Victoria's trial allowing culled kangaroos to be used for pet food will be widened.
More than 23,900 kangaroo carcasses have been processed for pet food under the trial so far, which started in 2014. The government recently decided to extend the trial for another two years.
The trial is now under way in 12 council areas, but councillors and farmers from other regions have urged the government to do more to address kangaroo numbers, citing the negative impact they are having on farms and the dangers they pose to motorists.
It is now likely to be extended to include Bendigo and the Glenelg Shire, where it is believed that kangaroo populations have increased.
Some country councillors have also urged the government to allow culled kangaroos to be used for human consumption. Neville Goulding, a Gannawarra councillor, said the trial was "a good start", but added: "They're a valuable protein source and I would hope eventually, that instead of just putting them in pet food, that we'd be able to use them for human consumption. New South Wales already does that."
Meanwhile, new figures from the City of Greater Bendigo indicate that hundreds of kangaroos are killed each year in that municipality after being struck by cars.
In the past month alone 86 kangaroo carcasses were removed from roads in the Heathcote area, and about 60 from the Bendigo area by the council. Over the course of a year the council estimates it removes about 900 carcasses from roads across the municipality.
But these figures represent just some of the deaths, because they do not include kangaroos killed on VicRoads' roads in the municipality where the speed limit is more than 80 km/h.

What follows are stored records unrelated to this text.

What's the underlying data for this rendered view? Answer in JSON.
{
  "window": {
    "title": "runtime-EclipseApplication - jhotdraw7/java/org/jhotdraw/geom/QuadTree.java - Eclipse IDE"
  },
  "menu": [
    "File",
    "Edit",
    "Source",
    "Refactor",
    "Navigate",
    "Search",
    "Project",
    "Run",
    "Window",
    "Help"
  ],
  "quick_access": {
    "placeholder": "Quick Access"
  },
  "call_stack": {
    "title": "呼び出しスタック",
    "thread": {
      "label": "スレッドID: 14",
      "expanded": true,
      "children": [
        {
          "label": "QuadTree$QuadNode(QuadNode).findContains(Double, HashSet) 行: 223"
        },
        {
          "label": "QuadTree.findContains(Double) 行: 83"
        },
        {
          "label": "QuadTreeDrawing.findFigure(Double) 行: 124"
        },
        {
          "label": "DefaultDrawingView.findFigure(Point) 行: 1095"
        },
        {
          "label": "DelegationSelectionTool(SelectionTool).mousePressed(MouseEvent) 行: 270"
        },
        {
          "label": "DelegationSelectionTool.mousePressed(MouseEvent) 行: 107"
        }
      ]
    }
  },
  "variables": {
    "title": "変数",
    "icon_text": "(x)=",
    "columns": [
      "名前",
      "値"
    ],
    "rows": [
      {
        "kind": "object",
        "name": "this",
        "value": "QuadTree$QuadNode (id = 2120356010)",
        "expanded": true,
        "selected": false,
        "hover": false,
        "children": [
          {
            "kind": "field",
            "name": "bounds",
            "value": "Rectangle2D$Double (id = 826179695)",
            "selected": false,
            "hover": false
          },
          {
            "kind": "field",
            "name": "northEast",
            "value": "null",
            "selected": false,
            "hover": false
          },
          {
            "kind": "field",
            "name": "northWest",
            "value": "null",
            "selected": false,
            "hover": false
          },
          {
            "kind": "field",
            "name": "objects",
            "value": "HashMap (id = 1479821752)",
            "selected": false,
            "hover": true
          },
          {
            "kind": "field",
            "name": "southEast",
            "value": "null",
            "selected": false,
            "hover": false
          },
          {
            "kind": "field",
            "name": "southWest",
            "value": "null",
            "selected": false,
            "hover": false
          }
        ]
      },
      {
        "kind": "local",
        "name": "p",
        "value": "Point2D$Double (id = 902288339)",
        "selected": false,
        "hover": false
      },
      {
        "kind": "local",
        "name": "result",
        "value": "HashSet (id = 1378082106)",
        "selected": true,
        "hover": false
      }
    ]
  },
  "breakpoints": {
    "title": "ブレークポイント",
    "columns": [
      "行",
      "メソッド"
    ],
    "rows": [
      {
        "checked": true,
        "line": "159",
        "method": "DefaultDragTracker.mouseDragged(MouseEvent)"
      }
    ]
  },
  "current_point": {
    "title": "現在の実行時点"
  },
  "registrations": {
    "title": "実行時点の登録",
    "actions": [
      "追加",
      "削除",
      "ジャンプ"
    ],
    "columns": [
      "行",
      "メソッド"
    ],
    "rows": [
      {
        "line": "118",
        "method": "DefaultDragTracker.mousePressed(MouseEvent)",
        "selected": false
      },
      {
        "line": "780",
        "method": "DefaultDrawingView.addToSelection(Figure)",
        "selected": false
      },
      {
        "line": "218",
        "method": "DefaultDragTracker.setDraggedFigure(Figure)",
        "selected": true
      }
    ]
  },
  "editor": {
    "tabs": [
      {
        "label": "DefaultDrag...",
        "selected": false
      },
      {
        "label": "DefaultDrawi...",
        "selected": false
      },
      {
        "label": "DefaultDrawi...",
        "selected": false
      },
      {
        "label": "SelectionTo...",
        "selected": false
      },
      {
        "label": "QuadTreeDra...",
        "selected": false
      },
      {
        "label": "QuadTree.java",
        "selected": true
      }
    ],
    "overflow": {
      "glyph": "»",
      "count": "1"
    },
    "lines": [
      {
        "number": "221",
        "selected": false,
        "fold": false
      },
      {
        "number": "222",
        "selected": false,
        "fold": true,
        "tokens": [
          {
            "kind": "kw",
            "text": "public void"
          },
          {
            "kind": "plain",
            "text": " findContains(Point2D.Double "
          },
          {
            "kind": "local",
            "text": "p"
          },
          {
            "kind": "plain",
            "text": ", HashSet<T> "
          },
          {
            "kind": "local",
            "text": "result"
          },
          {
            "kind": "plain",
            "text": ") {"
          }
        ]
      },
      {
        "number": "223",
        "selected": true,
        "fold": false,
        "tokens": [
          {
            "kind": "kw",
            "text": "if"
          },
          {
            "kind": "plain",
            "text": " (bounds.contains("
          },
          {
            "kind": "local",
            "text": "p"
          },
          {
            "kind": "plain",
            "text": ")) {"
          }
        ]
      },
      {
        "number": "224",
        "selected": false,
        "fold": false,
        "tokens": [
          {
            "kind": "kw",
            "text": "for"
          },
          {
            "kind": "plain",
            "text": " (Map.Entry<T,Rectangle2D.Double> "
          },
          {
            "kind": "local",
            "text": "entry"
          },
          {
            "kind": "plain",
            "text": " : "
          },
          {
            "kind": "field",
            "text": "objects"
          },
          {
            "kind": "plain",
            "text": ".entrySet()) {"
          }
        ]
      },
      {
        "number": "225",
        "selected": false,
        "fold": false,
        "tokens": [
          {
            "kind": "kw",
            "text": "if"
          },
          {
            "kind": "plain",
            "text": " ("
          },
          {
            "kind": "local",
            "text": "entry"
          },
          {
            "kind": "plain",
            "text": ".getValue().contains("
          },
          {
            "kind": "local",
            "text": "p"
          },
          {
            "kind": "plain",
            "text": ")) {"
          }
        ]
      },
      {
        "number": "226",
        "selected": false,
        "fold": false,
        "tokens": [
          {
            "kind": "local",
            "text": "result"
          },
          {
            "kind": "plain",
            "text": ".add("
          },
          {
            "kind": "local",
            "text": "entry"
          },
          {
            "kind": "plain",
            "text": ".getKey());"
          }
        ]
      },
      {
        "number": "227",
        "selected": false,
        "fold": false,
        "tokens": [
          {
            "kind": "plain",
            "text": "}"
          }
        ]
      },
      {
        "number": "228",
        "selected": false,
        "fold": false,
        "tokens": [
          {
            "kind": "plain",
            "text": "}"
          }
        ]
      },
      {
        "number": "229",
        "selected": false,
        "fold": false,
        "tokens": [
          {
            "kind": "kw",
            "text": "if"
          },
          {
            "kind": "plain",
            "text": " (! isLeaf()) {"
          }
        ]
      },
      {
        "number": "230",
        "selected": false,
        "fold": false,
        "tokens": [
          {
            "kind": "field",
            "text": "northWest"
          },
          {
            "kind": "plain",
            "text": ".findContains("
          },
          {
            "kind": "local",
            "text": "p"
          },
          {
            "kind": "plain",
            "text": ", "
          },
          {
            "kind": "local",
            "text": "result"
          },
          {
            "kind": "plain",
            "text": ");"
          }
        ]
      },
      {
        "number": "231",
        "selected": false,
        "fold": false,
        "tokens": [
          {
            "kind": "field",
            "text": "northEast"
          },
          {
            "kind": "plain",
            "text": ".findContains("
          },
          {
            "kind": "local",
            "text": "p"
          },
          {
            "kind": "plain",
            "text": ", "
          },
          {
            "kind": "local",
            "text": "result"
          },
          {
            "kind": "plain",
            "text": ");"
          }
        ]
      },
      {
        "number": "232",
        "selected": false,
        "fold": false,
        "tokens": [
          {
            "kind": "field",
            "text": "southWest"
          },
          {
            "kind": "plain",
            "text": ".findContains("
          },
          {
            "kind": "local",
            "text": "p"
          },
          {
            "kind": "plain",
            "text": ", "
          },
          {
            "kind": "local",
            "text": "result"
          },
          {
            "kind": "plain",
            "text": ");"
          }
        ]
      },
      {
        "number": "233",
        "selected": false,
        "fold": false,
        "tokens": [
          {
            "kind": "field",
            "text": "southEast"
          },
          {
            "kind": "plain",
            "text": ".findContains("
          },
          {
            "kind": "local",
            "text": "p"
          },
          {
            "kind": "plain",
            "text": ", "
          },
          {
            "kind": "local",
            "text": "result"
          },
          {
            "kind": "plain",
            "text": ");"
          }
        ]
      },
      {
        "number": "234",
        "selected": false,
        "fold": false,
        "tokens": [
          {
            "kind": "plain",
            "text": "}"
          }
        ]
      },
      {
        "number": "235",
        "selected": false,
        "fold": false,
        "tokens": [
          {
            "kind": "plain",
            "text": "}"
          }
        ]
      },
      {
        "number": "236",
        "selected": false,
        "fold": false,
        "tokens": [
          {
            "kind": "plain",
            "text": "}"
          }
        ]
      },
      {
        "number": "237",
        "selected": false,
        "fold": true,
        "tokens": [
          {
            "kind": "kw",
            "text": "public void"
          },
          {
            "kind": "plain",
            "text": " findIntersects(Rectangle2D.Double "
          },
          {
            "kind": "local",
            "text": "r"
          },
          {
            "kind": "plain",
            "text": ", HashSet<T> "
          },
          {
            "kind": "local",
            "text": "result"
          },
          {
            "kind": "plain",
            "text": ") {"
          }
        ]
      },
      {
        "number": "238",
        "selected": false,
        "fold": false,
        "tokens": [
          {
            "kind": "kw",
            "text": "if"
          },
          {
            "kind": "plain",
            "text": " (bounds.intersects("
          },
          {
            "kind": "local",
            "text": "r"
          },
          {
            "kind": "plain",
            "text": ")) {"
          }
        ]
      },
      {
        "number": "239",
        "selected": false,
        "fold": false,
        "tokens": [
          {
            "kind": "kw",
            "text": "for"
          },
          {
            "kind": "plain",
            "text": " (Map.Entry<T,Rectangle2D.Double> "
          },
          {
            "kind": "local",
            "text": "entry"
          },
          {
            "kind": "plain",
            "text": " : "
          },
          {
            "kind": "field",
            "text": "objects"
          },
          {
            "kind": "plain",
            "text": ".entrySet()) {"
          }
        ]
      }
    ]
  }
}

Bendigo councillor James Williams said he wanted Bendigo to be included in the pet food trial. Kangaroo numbers had become "a real problem" in the municipality, were regularly involved in car accidents and had a significant impact on farms.
"We've actually seen them right in the CBD. And on a regular basis they come in around the city," he said.
"They are a major hazard (on the roads) and they're a major concern. We spend a lot of time picking up dead kangaroos."
Environment Minister Lisa Neville said there was "no doubt" that kangaroos were posing "a real problem" in a number of Victorian communities. The trial was operating humanely under "very very strict conditions" and standards.
She said the trial had not led to more kangaroos being destroyed.
"This doesn't result in more kangaroos being culled, what it does is result in better management of the carcasses to reduce that waste and vermin," she said.
Last year, about 135,000 kangaroos were destroyed under a permit system that allowed farmers to control kangaroos. Ms Neville said about 21,000 of those were included in the pet food trial.
Brendan Roughead, the environment department's regional director for the Grampians Region, said the trial had been a success. "The goal of the trial was to minimise waste and that's certainly happening. And it's had added benefits in terms of generating regional jobs," he said.
Most of the kangaroos shot in the trial were on "large commercial farming properties where they have significant kangaroo issues, and generally abutting significant tracts of public land."